Damage detection in circular tubes using nonlinear ultrasonic guided waves with metasurface
Min Gao, Ching‐Tai Ng, Jingkai Lin, Andrei Kotousov
Abstract
• Metasurface assisted second harmonic generation for circular tubes is proposed. • Numerical results indicate the selective filtering property of the metasurface. • Effectiveness of reducing undesired second harmonics is verified by experiment. • Sensitivity of the second harmonics to damage are enhanced with metasurface. This paper investigates the use of metamaterials to enhance the sensitivity of nonlinear guided waves in detecting incipient local damage in circular tubes. Firstly, a metasurface configuration based on the local resonance metamaterial is proposed to filter outside the undesired or irrelevant second harmonics when employing the second harmonic generation technique for circular tubes.
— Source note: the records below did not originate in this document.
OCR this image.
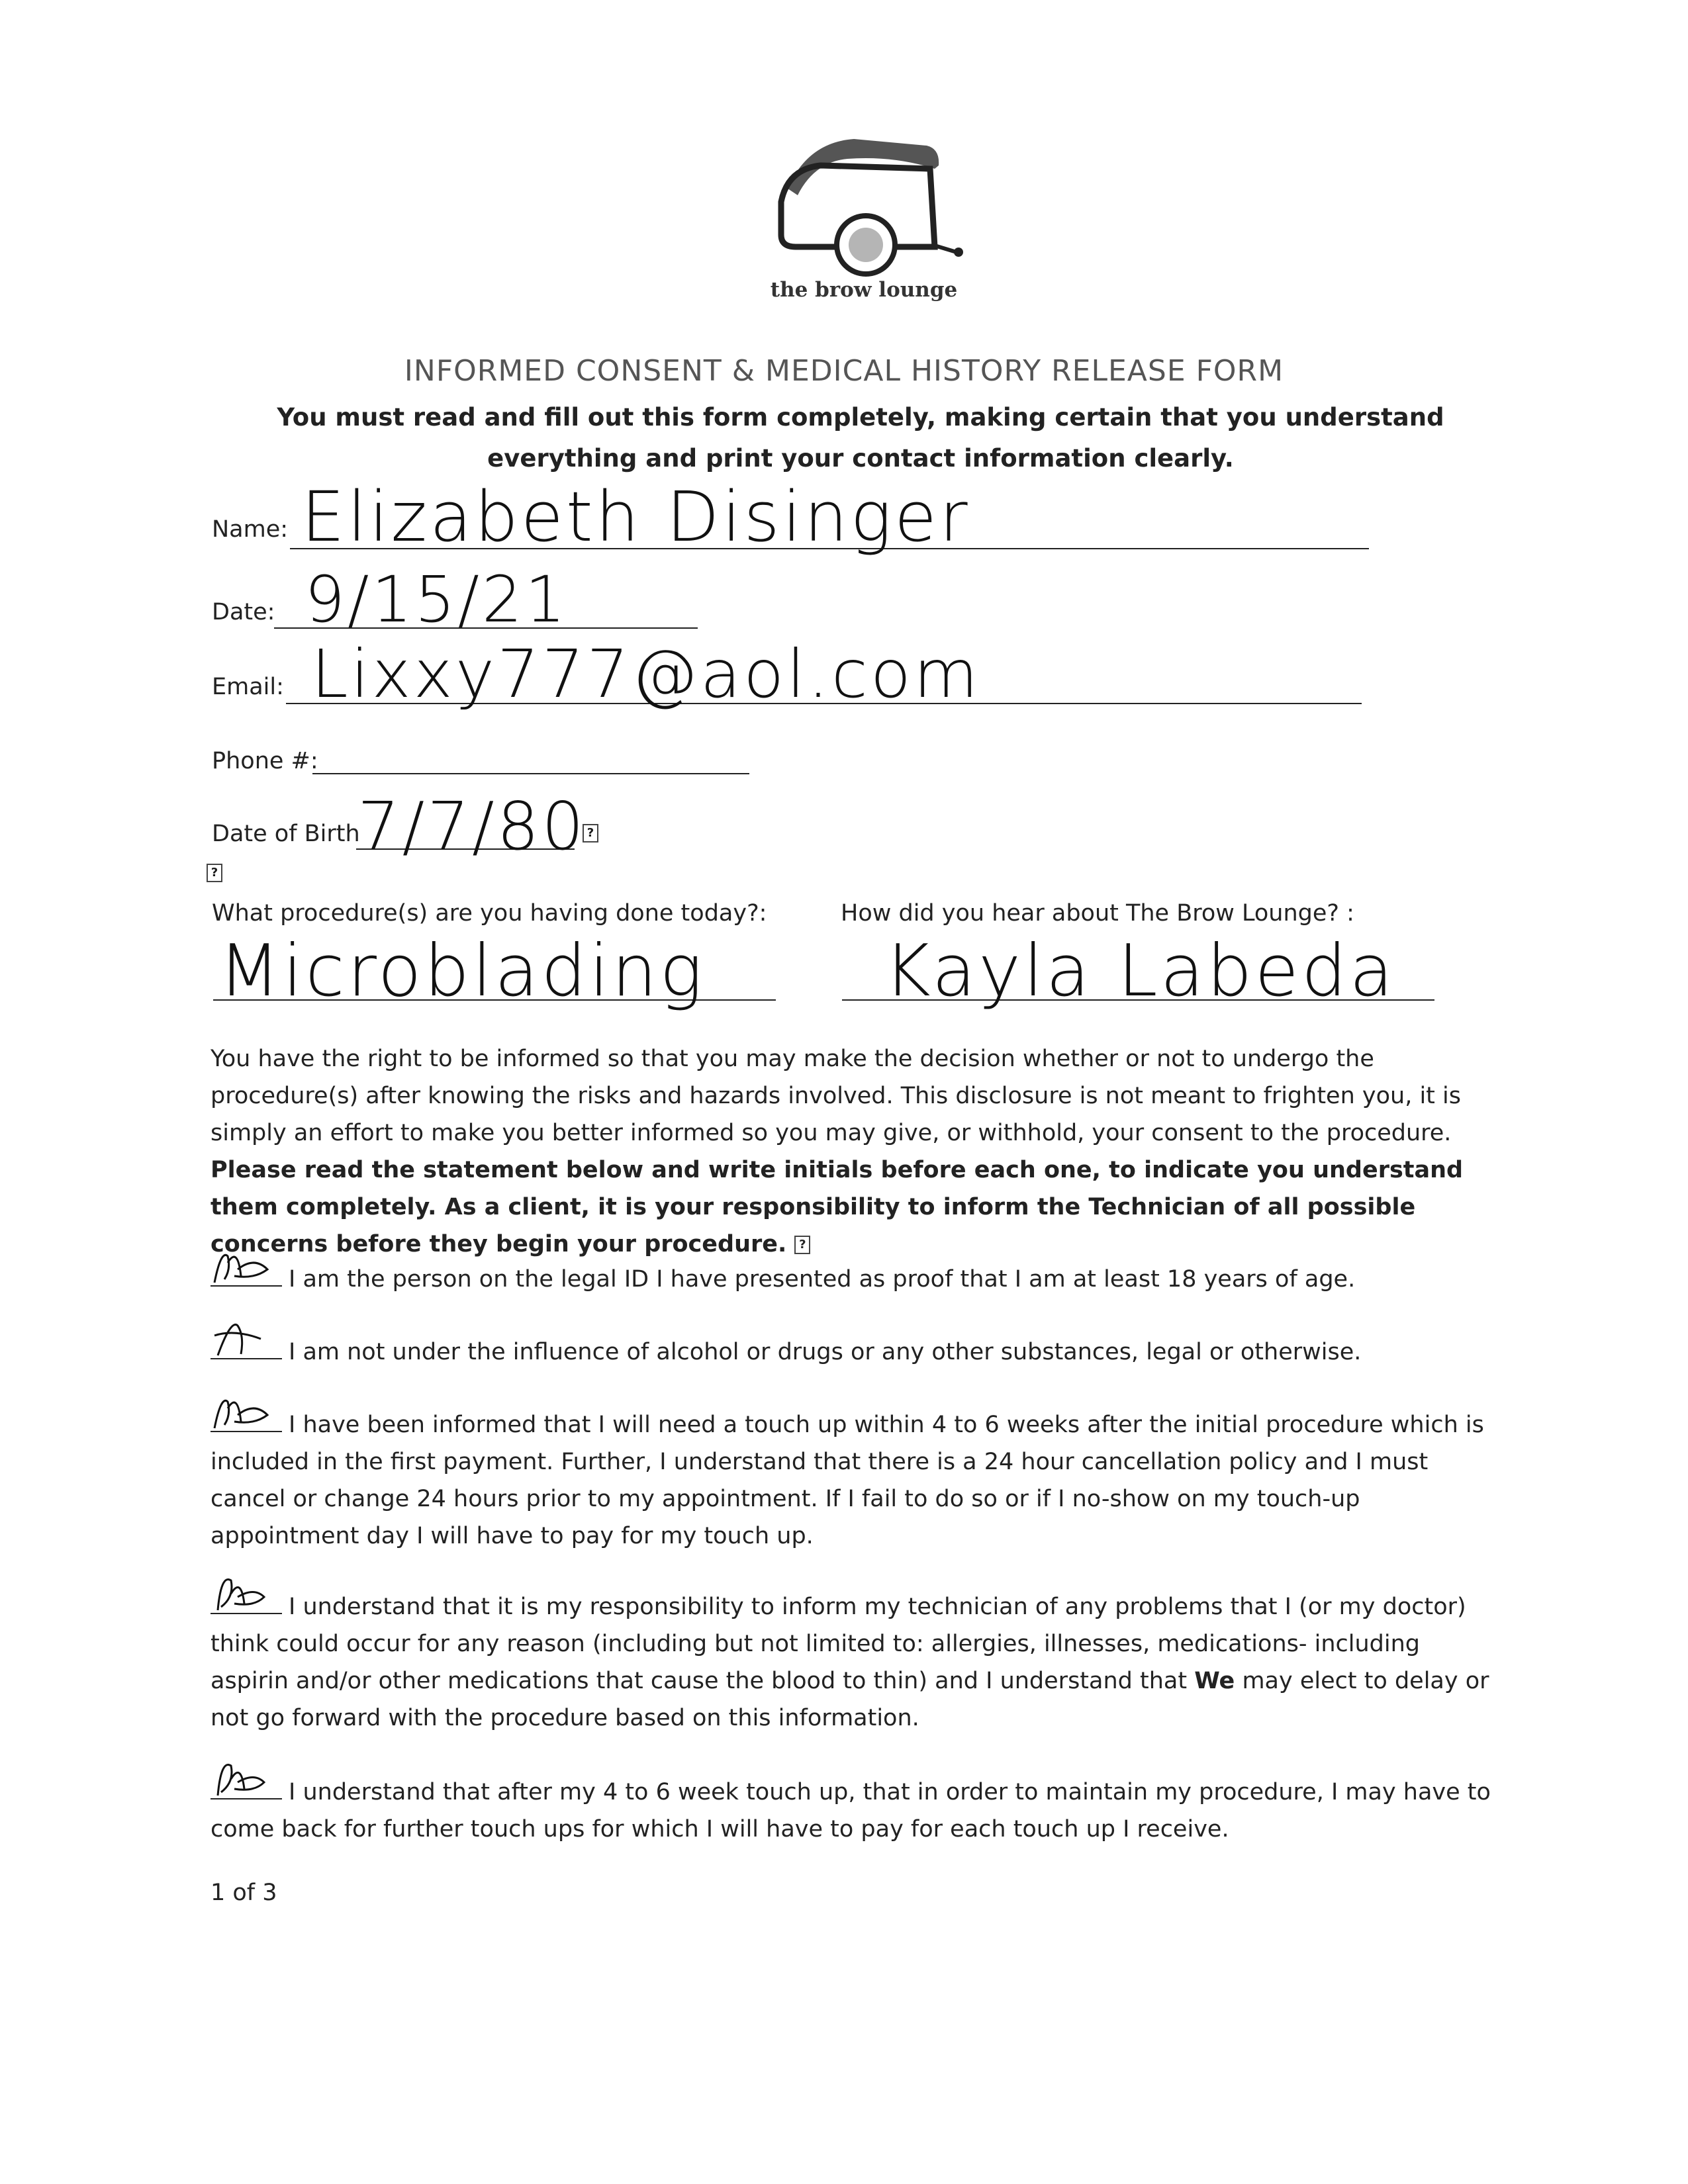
the brow lounge
INFORMED CONSENT & MEDICAL HISTORY RELEASE FORM
You must read and fill out this form completely, making certain that you understand everything and print your contact information clearly.
Name: Elizabeth Disinger
Date: 9/15/21
Email: Lixxy777@aol.com
Phone #:
Date of Birth
7/7/80 ?
?
What procedure(s) are you having done today?:	How did you hear about The Brow Lounge? :
Microblading Kayla Labeda
You have the right to be informed so that you may make the decision whether or not to undergo the procedure(s) after knowing the risks and hazards involved. This disclosure is not meant to frighten you, it is simply an effort to make you better informed so you may give, or withhold, your consent to the procedure. Please read the statement below and write initials before each one, to indicate you understand them completely. As a client, it is your responsibility to inform the Technician of all possible concerns before they begin your procedure. ?
I am the person on the legal ID I have presented as proof that I am at least 18 years of age.
I am not under the influence of alcohol or drugs or any other substances, legal or otherwise.
I have been informed that I will need a touch up within 4 to 6 weeks after the initial procedure which is included in the first payment. Further, I understand that there is a 24 hour cancellation policy and I must cancel or change 24 hours prior to my appointment. If I fail to do so or if I no-show on my touch-up appointment day I will have to pay for my touch up.
I understand that it is my responsibility to inform my technician of any problems that I (or my doctor) think could occur for any reason (including but not limited to: allergies, illnesses, medications- including aspirin and/or other medications that cause the blood to thin) and I understand that We may elect to delay or not go forward with the procedure based on this information.
I understand that after my 4 to 6 week touch up, that in order to maintain my procedure, I may have to come back for further touch ups for which I will have to pay for each touch up I receive.
1 of 3
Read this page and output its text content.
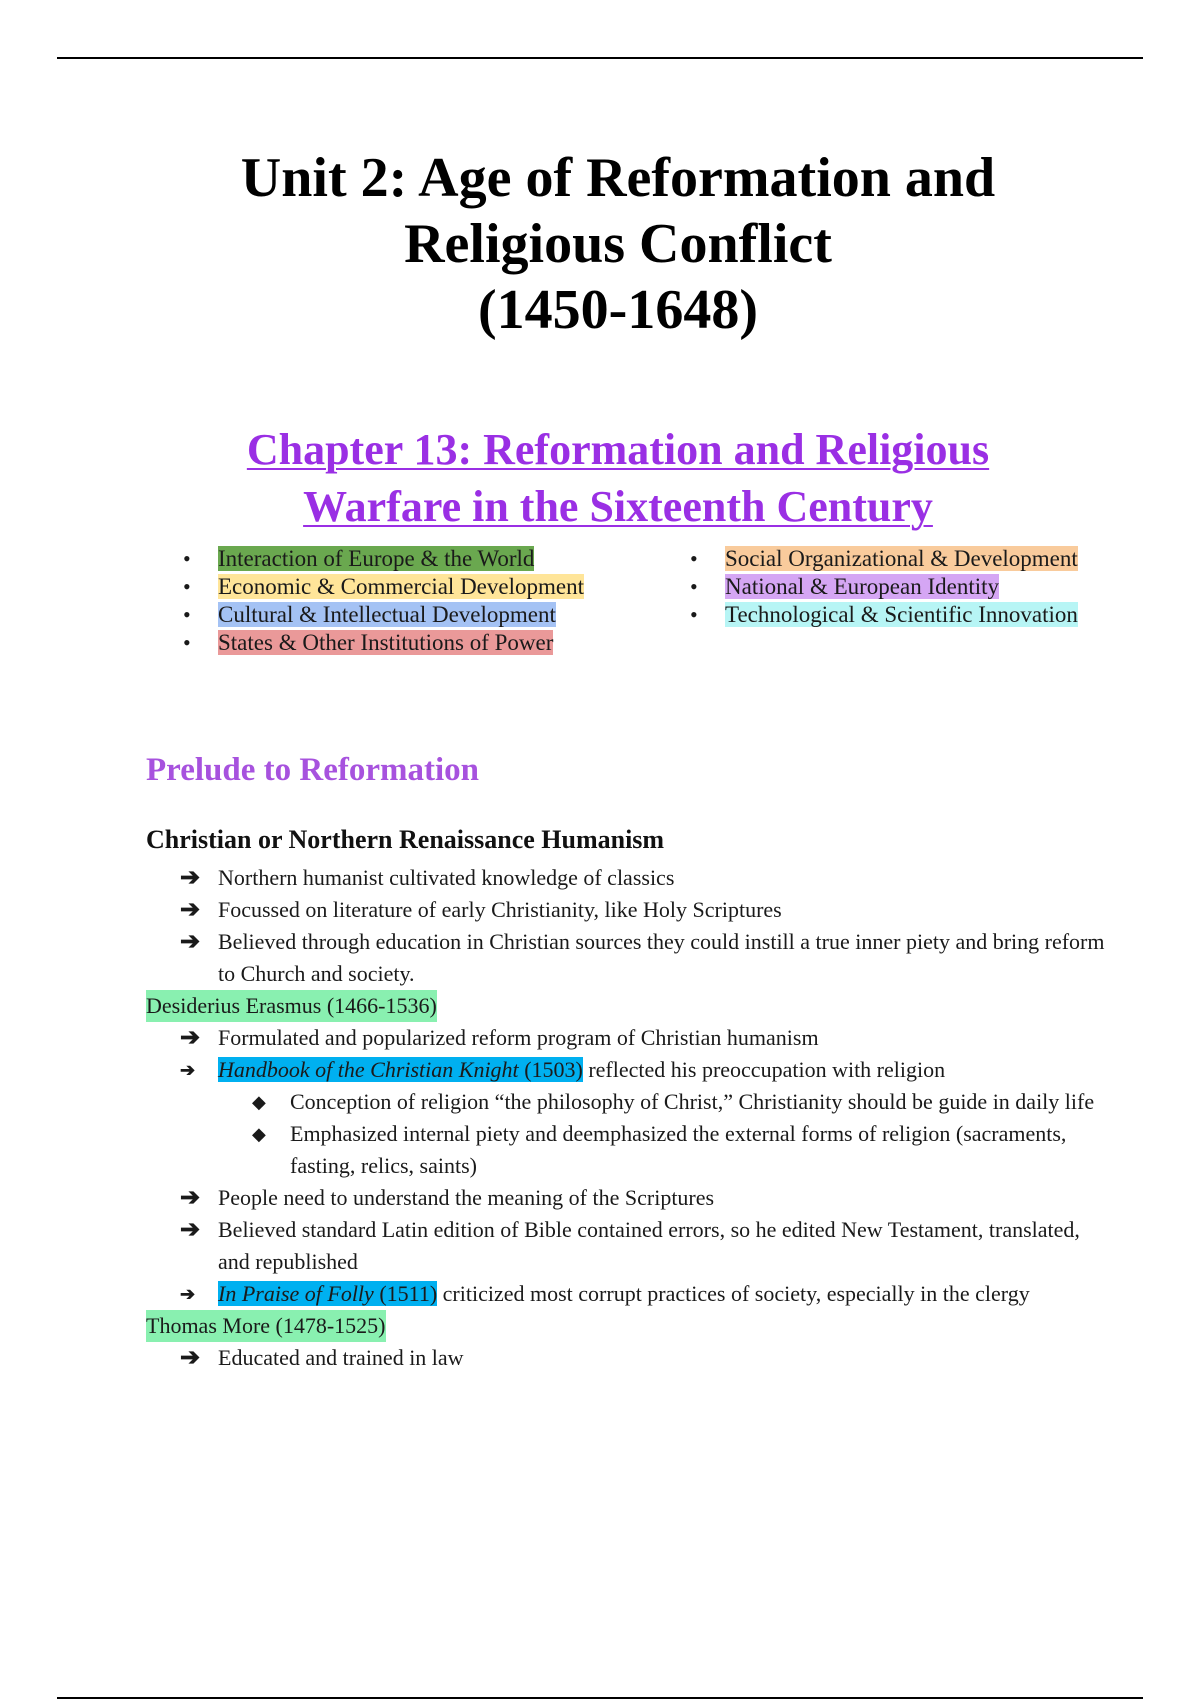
Unit 2: Age of Reformation and
Religious Conflict
(1450-1648)
Chapter 13: Reformation and Religious
Warfare in the Sixteenth Century
• Interaction of Europe & the World
• Economic & Commercial Development
• Cultural & Intellectual Development
• States & Other Institutions of Power
• Social Organizational & Development
• National & European Identity
• Technological & Scientific Innovation
Prelude to Reformation
Christian or Northern Renaissance Humanism
➔ Northern humanist cultivated knowledge of classics
➔ Focussed on literature of early Christianity, like Holy Scriptures
➔ Believed through education in Christian sources they could instill a true inner piety and bring reform to Church and society.
Desiderius Erasmus (1466-1536)
➔ Formulated and popularized reform program of Christian humanism
➔ Handbook of the Christian Knight (1503) reflected his preoccupation with religion
◆ Conception of religion “the philosophy of Christ,” Christianity should be guide in daily life
◆ Emphasized internal piety and deemphasized the external forms of religion (sacraments, fasting, relics, saints)
➔ People need to understand the meaning of the Scriptures
➔ Believed standard Latin edition of Bible contained errors, so he edited New Testament, translated, and republished
➔ In Praise of Folly (1511) criticized most corrupt practices of society, especially in the clergy
Thomas More (1478-1525)
➔ Educated and trained in law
The dispersion calculation method is presented to determine the bandgap properties of the metasurface. Then, frequency domain analysis provides insights into the wave attenuation capabilities of the metasurface with finite dimensions, allowing wave components outside the bandgap to pass through while effectively blocking those within it. Next, the three-dimensional (3D) finite element (FE) models are developed to evaluate the performance of the metasurface. The numerical results show that the metasurface can significantly reduce the second harmonic transmission. The experimental results further verify the numerical findings. Finally, a comparative study on detecting local corrosion damage demonstrates the potential applications. With metasurface to suppress the undesired second harmonics, the nonlinear guided waves become sensitive to progressive corrosion damage. Incorporating metasurface with nonlinear guided wave technique enhances the robustness and accuracy of early damage detection for practical structural health monitoring (SHM) applications.